At December 31, 2009, interest rate contracts designated under hedge accounting had a fair value of $45.5 and were classified on the balance sheets in Accounts payable, accrued expenses and other.

Substantially all of the Company’s interest rate contracts have been designated as cash flow hedges. The Company also has fair value hedges. The Company uses regression and the change in variable cash flows method to assess and measure effectiveness of interest rate contracts. Gains or losses on the effective portion of derivatives designated and qualifying as cash flow hedges that arise from changes in fair value are initially reported in accumulated other comprehensive income.
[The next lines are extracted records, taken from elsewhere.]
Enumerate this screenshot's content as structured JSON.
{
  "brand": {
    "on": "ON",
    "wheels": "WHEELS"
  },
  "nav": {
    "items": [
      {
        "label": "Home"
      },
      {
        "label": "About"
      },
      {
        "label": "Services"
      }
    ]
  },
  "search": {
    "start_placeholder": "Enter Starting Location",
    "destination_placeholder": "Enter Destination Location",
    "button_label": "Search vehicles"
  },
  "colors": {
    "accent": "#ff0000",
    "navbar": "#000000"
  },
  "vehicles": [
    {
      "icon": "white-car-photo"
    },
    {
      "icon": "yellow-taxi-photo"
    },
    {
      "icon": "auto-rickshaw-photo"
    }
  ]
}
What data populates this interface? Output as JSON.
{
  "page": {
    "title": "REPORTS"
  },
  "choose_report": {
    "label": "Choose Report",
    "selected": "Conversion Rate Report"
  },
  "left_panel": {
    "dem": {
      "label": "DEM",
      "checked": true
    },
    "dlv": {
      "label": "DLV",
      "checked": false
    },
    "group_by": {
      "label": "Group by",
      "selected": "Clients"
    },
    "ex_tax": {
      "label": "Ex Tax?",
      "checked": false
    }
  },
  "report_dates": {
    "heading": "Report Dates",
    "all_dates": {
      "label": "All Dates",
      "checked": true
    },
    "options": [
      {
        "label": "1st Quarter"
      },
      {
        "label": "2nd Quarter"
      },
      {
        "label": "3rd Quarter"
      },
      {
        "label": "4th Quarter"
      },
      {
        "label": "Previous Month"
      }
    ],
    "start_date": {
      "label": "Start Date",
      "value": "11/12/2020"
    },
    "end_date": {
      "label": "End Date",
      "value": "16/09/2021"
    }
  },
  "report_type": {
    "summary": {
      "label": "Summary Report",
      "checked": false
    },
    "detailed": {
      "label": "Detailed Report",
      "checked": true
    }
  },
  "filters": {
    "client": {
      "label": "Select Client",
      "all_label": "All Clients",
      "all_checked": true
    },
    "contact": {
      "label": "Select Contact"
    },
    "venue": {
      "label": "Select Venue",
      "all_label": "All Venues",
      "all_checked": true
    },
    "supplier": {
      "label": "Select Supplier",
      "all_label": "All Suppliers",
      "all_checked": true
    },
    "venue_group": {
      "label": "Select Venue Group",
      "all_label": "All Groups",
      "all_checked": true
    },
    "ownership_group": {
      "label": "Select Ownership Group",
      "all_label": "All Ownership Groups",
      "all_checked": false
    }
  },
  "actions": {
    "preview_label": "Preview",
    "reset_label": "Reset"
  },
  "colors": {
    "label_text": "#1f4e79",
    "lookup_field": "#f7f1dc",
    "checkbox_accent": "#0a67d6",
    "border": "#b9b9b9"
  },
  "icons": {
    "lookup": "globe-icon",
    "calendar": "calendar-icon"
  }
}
Gains or losses on the ineffective portion of cash flow hedges are recognized currently in earnings and were immaterial for the year ended December 31, 2009.

Cash Flow Hedges

Amounts in accumulated other comprehensive income are reclassified into net income in the same period in which the hedged transaction affects earnings. Net realized gains and losses from interest rate contracts are recognized as an adjustment to interest expense. Of the $27.7, net of tax, included in accumulated other comprehensive loss as of December 31, 2009, $20.6, net of tax, is expected to be reclassified to interest expense in the following 12 months. The fixed interest earned on finance receivables will offset the amount recognized in interest expense, resulting in a stable interest margin consistent with the Company’s interest rate risk management strategy.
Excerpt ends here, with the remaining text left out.